Christians in Iraq are suffering more now than at any time since the dawn of the Christian era. Fully half of Iraq's Christians have fled the country since the 2003 U.S. invasion. They can no longer survive where their ancestors lived for thousands of years.

Christians in Egypt were murdered at Christmas by Muslim militants. Christians in Lebanon are newly threatened by the rise of Hezbollah -- backed by Iran.

In Iran itself, 100 Christians were arrested in 24 cities on Boxing Day, the day after Christmas. The Iranian regime -- to which this president extended an "open hand" and to whose people he sent Persian New Year's greetings -- is committed to a totalitarian variant of Islam. No wonder they want nuclear weapons.

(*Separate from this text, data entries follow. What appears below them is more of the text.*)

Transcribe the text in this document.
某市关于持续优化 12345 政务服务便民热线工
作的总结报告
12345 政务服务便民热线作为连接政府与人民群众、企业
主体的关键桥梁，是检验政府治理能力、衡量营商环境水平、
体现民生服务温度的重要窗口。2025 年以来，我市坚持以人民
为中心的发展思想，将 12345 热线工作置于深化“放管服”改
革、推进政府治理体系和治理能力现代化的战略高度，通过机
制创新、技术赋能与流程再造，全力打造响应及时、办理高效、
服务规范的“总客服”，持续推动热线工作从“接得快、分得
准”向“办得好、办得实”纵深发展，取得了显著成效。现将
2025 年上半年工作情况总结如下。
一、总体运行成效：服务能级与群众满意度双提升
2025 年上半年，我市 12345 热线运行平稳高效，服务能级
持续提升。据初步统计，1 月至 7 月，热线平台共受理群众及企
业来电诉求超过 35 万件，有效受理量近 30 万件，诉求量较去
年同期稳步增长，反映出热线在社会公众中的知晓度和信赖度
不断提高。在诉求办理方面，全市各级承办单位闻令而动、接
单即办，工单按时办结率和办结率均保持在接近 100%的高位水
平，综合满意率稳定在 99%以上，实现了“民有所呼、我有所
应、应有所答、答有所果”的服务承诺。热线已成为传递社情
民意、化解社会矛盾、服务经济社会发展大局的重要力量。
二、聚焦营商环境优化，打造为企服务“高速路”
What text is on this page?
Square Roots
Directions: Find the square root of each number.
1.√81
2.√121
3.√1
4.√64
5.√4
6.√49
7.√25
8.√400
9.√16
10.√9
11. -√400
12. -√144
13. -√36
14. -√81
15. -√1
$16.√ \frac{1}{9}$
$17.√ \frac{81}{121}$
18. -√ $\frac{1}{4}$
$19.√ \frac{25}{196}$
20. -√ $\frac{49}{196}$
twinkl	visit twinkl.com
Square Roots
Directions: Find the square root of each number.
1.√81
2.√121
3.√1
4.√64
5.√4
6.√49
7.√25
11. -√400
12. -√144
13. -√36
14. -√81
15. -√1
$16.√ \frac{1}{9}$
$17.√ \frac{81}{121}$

By way of comparison, in 2005, President Bush nominated Harriet Miers to the U.S. Supreme Court. Columnist George Will then wrote that if the top one hundred conservative scholars each made a list of one hundred outstanding conservative legal minds, with no duplications, the resulting list of ten thousand names would not have included Harriet Miers. The conservatives rebelled.

I suggest a George Will test for Dr. Suzan Johnson Cook. None of the top experts in the very difficult field of international religious freedom would have named Dr. Cook to this post.

That is not to say this estimable woman does not have excellent qualifications for other posts -- in education, for example, or in the office of faith-based initiatives. International religious freedom is a thorny thicket. We have to balance urgent U.S. security needs, including our need for allies in the war on terror, with America's heavy responsibilities to speak for the voiceless.

In 2006, Family Research Council's president, Tony Perkins, called for U.S. action to save the life of Abdul Rahman. Rahman, an Afghan, was threatened with death for the "crime" of having converted to Christianity. The government of Hamid Karzai -- from the lowest village council all the way up to the parliament and judiciary -- was in full-throated cry for this innocent man's blood.

Sec. Condoleezza Rice quickly interceded with President Karzai himself. Doubtless Sec. Rice explained the political facts of life to Karzai. U.S. support for his notoriously corrupt government would evaporate, she probably said, if he allowed an Afghan national to be murdered simply for embracing Christianity.

Abdul Rahman's life was spared only because he agreed to go into exile. What would have happened had not Tony Perkins and hundreds of Western Christians not raised a hue and cry?

Our State Department seemed to view Abdul Rahman's expulsion as acceptable. They talked about years later, there has been no maturing on religious freedom.

Failure to respect your neighbor's right to worship as his conscience dictates dooms a nation to barbarism. Jefferson and Madison were both Secretaries of State -- and highly successful ones, too. They believed that religious freedom was the foundation for civil liberty, not merely a nice add-on. We call our U.S. military mission in Afghanistan Operation Enduring Freedom. What freedom is there in Afghanistan to endure?

The U.S. needs to demonstrate a renewed commitment to international religious freedom. Laborers in that vineyard call it the First Freedom.

President Obama should withdraw the nomination of Dr. Cook for the post of Ambassador-at-Large for Religious Freedom. Or, the Senate should follow the lead of South Carolina's stalwart Sen. Jim DeMint and vote this nomination down. Liberals should show as great a commitment to principle now as conservatives showed at the time of the Miers nomination.

Bill Clinton famously said he regretted he did nothing about genocide in Rwanda on his watch. Many Americans are remorseful today that the U.S. did not bomb the railroads leading to Auschwitz in 1944.

Will Americans of the future condemn us because we failed to heed the cry of the persecuted Christians around the world? Dr. Paul Marshall's powerful book on religious persecution is titled Their Blood Cries Out. Tragically, the blood of the martyrs cries out louder today than ever.

Ken Blackwell is a former U.S. ambassador to the U.N. Human Rights Commission and a member of the Council on Foreign Relations. Bob Morrison is a Sr. Fellow at the Family Research Council.